Das LAG Köln entschied aber anders. Denn auch hiernach sei die Beklagte nicht verpflichtet, der Klägerin die begehrte Beschäftigung zuzuweisen. Weder der begehrte Arbeitsinhalt noch Arbeitsort stimmte mit den Regelungen im Arbeitsvertrag überein. Eine Tätigkeit im Homeoffice, bei der die Klägerin die Telefonzentrale betreut, Terminvereinbarungen und Terminkoordination vornimmt, Praxiskorrespondenz erledigt, Abrechnungen erstellt und Verwaltungstätigkeiten sowie allgemeine organisatorische Tätigkeiten ausübt, erfüllt nicht die das Berufsbild als medizinische Fachangestellte prägenden Merkmale. Auch die Zuweisung des privaten Wohnortes als Arbeitsort ist arbeitsvertraglich nicht vereinbart. Ist im Arbeitsvertrag der Arbeitsort fest geregelt, ist kein Raum für die Ausübung des Direktionsrechts in örtlicher Hinsicht (vgl. BAG, Urt. v. 28.8.2013 - 10 AZR 569/12, NZA-RR 2014, 181). So ist es hier.

 

Ein Anspruch auf die begehrte Tätigkeit folgt auch nicht aus § 164 Absatz 4 Satz 1 Nr. 1 SGB IX, wonach ein schwerbehinderter Mensch gegenüber seinem Arbeitgeber Anspruch auf Beschäftigung hat, bei der er seiner Fähigkeiten und Kenntnisse möglichst voll verwerten und weiterentwickeln kann. Hieraus kann sich auch ein Anspruch auf anderweitige, auch vertragsfremde, Beschäftigung ergeben, wenn er seine vertraglich geschuldete Tätigkeit wegen seiner Behinderung nicht mehr ausüben kann. Ein Anspruch besteht danach aber nicht, soweit die Erfüllung für den Arbeitgeber nicht zumutbar oder mit unverhältnismäßigen Aufwendungen verbunden wäre. Insbesondere muss der Arbeitgeber keinen zusätzlichen, bisher nicht vorhandenen und nicht benötigten Arbeitsplatz dauerhaft einrichten. Die Klägerin kann zwar aufgrund ihrer Erkrankung die vertraglich geschuldete Tätigkeit nicht mehr ausüben. Ein Anspruch auf die Zuweisung der beantragten vertragsfremden Beschäftigung scheitert aber daran, dass es bei der Beklagten einen solchen Arbeitsplatz bislang nicht gibt.

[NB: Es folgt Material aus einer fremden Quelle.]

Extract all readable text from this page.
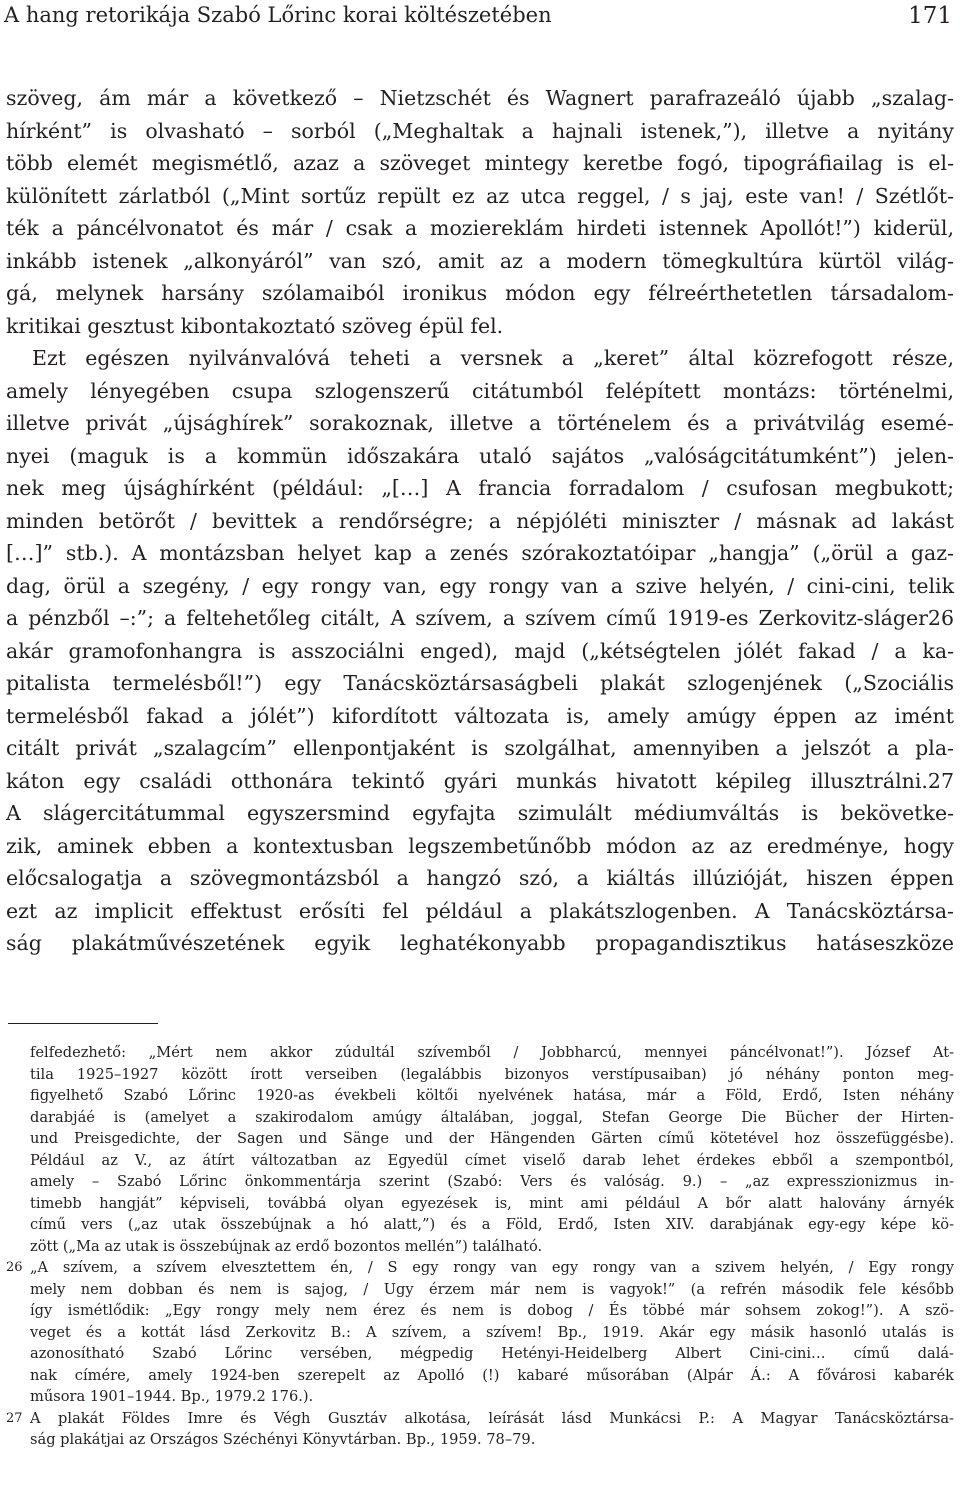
A hang retorikája Szabó Lőrinc korai költészetében	171
szöveg, ám már a következő – Nietzschét és Wagnert parafrazeáló újabb „szalag-
hírként” is olvasható – sorból („Meghaltak a hajnali istenek,”), illetve a nyitány
több elemét megismétlő, azaz a szöveget mintegy keretbe fogó, tipográfiailag is el-
különített zárlatból („Mint sortűz repült ez az utca reggel, / s jaj, este van! / Szétlőt-
ték a páncélvonatot és már / csak a moziereklám hirdeti istennek Apollót!”) kiderül,
inkább istenek „alkonyáról” van szó, amit az a modern tömegkultúra kürtöl világ-
gá, melynek harsány szólamaiból ironikus módon egy félreérthetetlen társadalom-
kritikai gesztust kibontakoztató szöveg épül fel.
Ezt egészen nyilvánvalóvá teheti a versnek a „keret” által közrefogott része,
amely lényegében csupa szlogenszerű citátumból felépített montázs: történelmi,
illetve privát „újsághírek” sorakoznak, illetve a történelem és a privátvilág esemé-
nyei (maguk is a kommün időszakára utaló sajátos „valóságcitátumként”) jelen-
nek meg újsághírként (például: „[…] A francia forradalom / csufosan megbukott;
minden betörőt / bevittek a rendőrségre; a népjóléti miniszter / másnak ad lakást
[…]” stb.). A montázsban helyet kap a zenés szórakoztatóipar „hangja” („örül a gaz-
dag, örül a szegény, / egy rongy van, egy rongy van a szive helyén, / cini-cini, telik
a pénzből –:”; a feltehetőleg citált, A szívem, a szívem című 1919-es Zerkovitz-sláger26
akár gramofonhangra is asszociálni enged), majd („kétségtelen jólét fakad / a ka-
pitalista termelésből!”) egy Tanácsköztársaságbeli plakát szlogenjének („Szociális
termelésből fakad a jólét”) kifordított változata is, amely amúgy éppen az imént
citált privát „szalagcím” ellenpontjaként is szolgálhat, amennyiben a jelszót a pla-
káton egy családi otthonára tekintő gyári munkás hivatott képileg illusztrálni.27
A slágercitátummal egyszersmind egyfajta szimulált médiumváltás is bekövetke-
zik, aminek ebben a kontextusban legszembetűnőbb módon az az eredménye, hogy
előcsalogatja a szövegmontázsból a hangzó szó, a kiáltás illúzióját, hiszen éppen
ezt az implicit effektust erősíti fel például a plakátszlogenben. A Tanácsköztársa-
ság plakátművészetének egyik leghatékonyabb propagandisztikus hatáseszköze
felfedezhető: „Mért nem akkor zúdultál szívemből / Jobbharcú, mennyei páncélvonat!”). József At-
tila 1925–1927 között írott verseiben (legalábbis bizonyos verstípusaiban) jó néhány ponton meg-
figyelhető Szabó Lőrinc 1920-as évekbeli költői nyelvének hatása, már a Föld, Erdő, Isten néhány
darabjáé is (amelyet a szakirodalom amúgy általában, joggal, Stefan George Die Bücher der Hirten-
und Preisgedichte, der Sagen und Sänge und der Hängenden Gärten című kötetével hoz összefüggésbe).
Például az V., az átírt változatban az Egyedül címet viselő darab lehet érdekes ebből a szempontból,
amely – Szabó Lőrinc önkommentárja szerint (Szabó: Vers és valóság. 9.) – „az expresszionizmus in-
timebb hangját” képviseli, továbbá olyan egyezések is, mint ami például A bőr alatt halovány árnyék
című vers („az utak összebújnak a hó alatt,”) és a Föld, Erdő, Isten XIV. darabjának egy-egy képe kö-
zött („Ma az utak is összebújnak az erdő bozontos mellén”) található.
26 „A szívem, a szívem elvesztettem én, / S egy rongy van egy rongy van a szivem helyén, / Egy rongy
mely nem dobban és nem is sajog, / Ugy érzem már nem is vagyok!” (a refrén második fele később
így ismétlődik: „Egy rongy mely nem érez és nem is dobog / És többé már sohsem zokog!”). A szö-
veget és a kottát lásd Zerkovitz B.: A szívem, a szívem! Bp., 1919. Akár egy másik hasonló utalás is
azonosítható Szabó Lőrinc versében, mégpedig Hetényi-Heidelberg Albert Cini-cini… című dalá-
nak címére, amely 1924-ben szerepelt az Apolló (!) kabaré műsorában (Alpár Á.: A fővárosi kabarék
műsora 1901–1944. Bp., 1979.2 176.).
27 A plakát Földes Imre és Végh Gusztáv alkotása, leírását lásd Munkácsi P.: A Magyar Tanácsköztársa-
ság plakátjai az Országos Széchényi Könyvtárban. Bp., 1959. 78–79.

Die Beklagte müsste einen solchen Arbeitsplatz unter Aufwendung finanzieller Mittel erst schaffen.

 

Die Entscheidung ist eine Einzelfallentscheidung, die auch anders entschieden werden kann. Vor allem wenn individuelle Absprachen mit dem Arbeitgeber stattgefunden haben, die eine Beschäftigung im Homeoffice regeln. Auch die genannten gesetzlichen Ansprüche könnten in einem anders gelagerten Fall durchaus durchgreifen.